Secondo quanto rappresentato all'autorità giudiziaria dai figli, l'uomo aveva altre patologie per le quali seguiva alcune terapie domiciliari e assumeva farmaci. «Era un uomo lucido, capace di relazionarsi e di comunicare», raccontano i parenti. «Nostro padre – riferiscono – ci ha avvisato che non stava ricevendo le terapie farmacologiche per i pregressi problemi di salute».
Da qui la preoccupazione, cresciuta nel corso di altre conversazioni: «Ci dava notizie angoscianti, riferiva di trovarsi in uno stato di abbandono e di trascuratezza e che la sua situazione non migliorava. Aveva difficoltà a cambiare il pigiama sporco e anche a lavarsi, non avendo nessuno ad assisterlo».

Avrebbe anche aggiunto di sentirsi confuso e in difficoltà e di aver chiesto aiuto al personale sanitario.
«Ripeteva di stare male, e di essere trascurato – proseguono i figli nell'esposto consegnato ai carabinieri di Taurisano – anche nel compimento delle azioni più elementari.

Diceva di essere colpito da continue crisi epilettiche, anche più debilitanti del solito, di non riuscire a mantenersi in piedi e di essere caduto per terra più volte». I famigliari, insomma, hanno spiegato di averlo sentito “provato”: «Faticava a parlare, il suo respiro era molto affannato». ll 22 novembre la drammatica notizia, comunicata dalla polizia.

«Pur avendo provato più volte – si legge nell'esposto – non siamo mai riusciti a comunicare con il medico primario, per ricevere maggiori dettagli. Abbiamo ripetutamente chiesto la restituzione dei due telefoni di nostro padre, ma i sanitari ne hanno restituito solo uno, siamo in attesa di ricevere l'altro».
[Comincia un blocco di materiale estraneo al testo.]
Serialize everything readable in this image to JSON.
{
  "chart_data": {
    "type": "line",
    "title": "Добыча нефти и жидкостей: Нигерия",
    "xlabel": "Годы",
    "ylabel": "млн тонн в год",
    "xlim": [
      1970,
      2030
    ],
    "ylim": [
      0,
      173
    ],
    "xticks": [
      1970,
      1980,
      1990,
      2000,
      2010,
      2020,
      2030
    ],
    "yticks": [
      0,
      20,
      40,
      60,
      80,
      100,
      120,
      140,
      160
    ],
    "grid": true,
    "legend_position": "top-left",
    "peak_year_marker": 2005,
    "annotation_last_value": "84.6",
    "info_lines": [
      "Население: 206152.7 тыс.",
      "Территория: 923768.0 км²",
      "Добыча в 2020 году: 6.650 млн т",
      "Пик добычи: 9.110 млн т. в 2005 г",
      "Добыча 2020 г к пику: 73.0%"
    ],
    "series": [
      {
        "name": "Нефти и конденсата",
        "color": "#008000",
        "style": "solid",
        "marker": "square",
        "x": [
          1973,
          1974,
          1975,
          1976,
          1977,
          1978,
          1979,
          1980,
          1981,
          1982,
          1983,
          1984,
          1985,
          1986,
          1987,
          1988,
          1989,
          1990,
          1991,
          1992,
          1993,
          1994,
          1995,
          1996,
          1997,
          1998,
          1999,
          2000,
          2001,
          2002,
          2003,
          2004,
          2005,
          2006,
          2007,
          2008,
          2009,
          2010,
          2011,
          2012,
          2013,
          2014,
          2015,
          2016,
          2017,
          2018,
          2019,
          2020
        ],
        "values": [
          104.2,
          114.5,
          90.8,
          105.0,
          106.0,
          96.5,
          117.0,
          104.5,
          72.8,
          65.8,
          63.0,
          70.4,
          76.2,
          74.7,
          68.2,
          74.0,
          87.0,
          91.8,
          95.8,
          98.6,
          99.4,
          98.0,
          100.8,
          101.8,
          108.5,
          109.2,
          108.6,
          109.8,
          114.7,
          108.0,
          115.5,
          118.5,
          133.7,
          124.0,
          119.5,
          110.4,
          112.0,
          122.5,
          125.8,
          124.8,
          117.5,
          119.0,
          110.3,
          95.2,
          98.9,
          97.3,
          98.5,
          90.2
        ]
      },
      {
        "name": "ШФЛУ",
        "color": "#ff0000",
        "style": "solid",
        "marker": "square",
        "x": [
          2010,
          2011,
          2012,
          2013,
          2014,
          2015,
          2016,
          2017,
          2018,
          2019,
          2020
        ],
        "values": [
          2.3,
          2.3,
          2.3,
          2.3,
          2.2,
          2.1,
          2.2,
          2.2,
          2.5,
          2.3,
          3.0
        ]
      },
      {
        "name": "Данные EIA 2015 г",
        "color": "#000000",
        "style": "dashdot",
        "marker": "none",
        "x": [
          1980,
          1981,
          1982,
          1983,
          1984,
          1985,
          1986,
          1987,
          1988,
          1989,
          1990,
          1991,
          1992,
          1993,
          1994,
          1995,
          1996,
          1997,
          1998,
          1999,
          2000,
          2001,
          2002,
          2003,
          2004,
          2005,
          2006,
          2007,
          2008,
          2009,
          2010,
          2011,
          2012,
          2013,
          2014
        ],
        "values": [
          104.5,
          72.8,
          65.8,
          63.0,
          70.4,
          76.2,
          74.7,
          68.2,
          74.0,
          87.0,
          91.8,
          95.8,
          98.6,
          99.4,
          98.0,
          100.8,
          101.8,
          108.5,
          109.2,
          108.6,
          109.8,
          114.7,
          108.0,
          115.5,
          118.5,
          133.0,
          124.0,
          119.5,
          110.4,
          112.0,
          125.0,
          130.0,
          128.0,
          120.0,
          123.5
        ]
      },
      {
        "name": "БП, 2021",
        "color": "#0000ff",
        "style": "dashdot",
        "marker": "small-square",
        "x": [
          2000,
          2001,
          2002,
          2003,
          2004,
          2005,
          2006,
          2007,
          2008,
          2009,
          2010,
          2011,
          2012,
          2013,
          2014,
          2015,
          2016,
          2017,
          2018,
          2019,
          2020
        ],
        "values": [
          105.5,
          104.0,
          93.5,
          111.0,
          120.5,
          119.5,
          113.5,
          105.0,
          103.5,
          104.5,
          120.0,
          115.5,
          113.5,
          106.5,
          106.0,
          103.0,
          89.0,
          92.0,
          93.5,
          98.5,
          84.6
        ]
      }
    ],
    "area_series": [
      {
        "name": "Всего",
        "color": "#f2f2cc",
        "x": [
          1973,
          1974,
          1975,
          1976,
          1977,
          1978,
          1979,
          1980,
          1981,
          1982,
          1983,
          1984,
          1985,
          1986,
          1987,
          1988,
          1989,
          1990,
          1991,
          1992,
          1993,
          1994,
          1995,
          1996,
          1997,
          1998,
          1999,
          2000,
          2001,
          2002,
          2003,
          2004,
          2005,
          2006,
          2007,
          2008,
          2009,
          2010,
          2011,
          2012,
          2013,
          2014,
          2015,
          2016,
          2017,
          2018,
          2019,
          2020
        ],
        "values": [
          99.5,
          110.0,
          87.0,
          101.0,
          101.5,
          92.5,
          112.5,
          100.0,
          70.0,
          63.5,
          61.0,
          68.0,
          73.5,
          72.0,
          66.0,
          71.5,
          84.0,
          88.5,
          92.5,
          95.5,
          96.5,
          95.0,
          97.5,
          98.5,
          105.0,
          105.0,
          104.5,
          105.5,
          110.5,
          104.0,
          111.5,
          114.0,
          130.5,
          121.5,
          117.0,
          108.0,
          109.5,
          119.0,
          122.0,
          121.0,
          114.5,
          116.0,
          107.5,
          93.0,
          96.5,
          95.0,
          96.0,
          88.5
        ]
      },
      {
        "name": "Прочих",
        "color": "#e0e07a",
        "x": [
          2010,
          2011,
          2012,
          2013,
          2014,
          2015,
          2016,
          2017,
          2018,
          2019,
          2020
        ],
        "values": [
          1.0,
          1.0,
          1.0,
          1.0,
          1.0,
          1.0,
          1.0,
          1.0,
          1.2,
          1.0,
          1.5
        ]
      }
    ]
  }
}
Da qui la denuncia che riporta una versione di parte, ma che andrà verificata dagli investigatori. La procura di Lecce disporrà l'acquisizione delle cartelle cliniche e aprirà un fascicolo per omicidio colposo. Si tratta di un atto dovuto, necessario a condurre tutti gli accertamenti del caso.
In primo luogo accertare con esattezza le cause del decesso, per poi valutare eventuali profili di negligenza o imperizia da parte dei medici e di chiunque si sia occupato del paziente. Qualora dovessero essercene stati.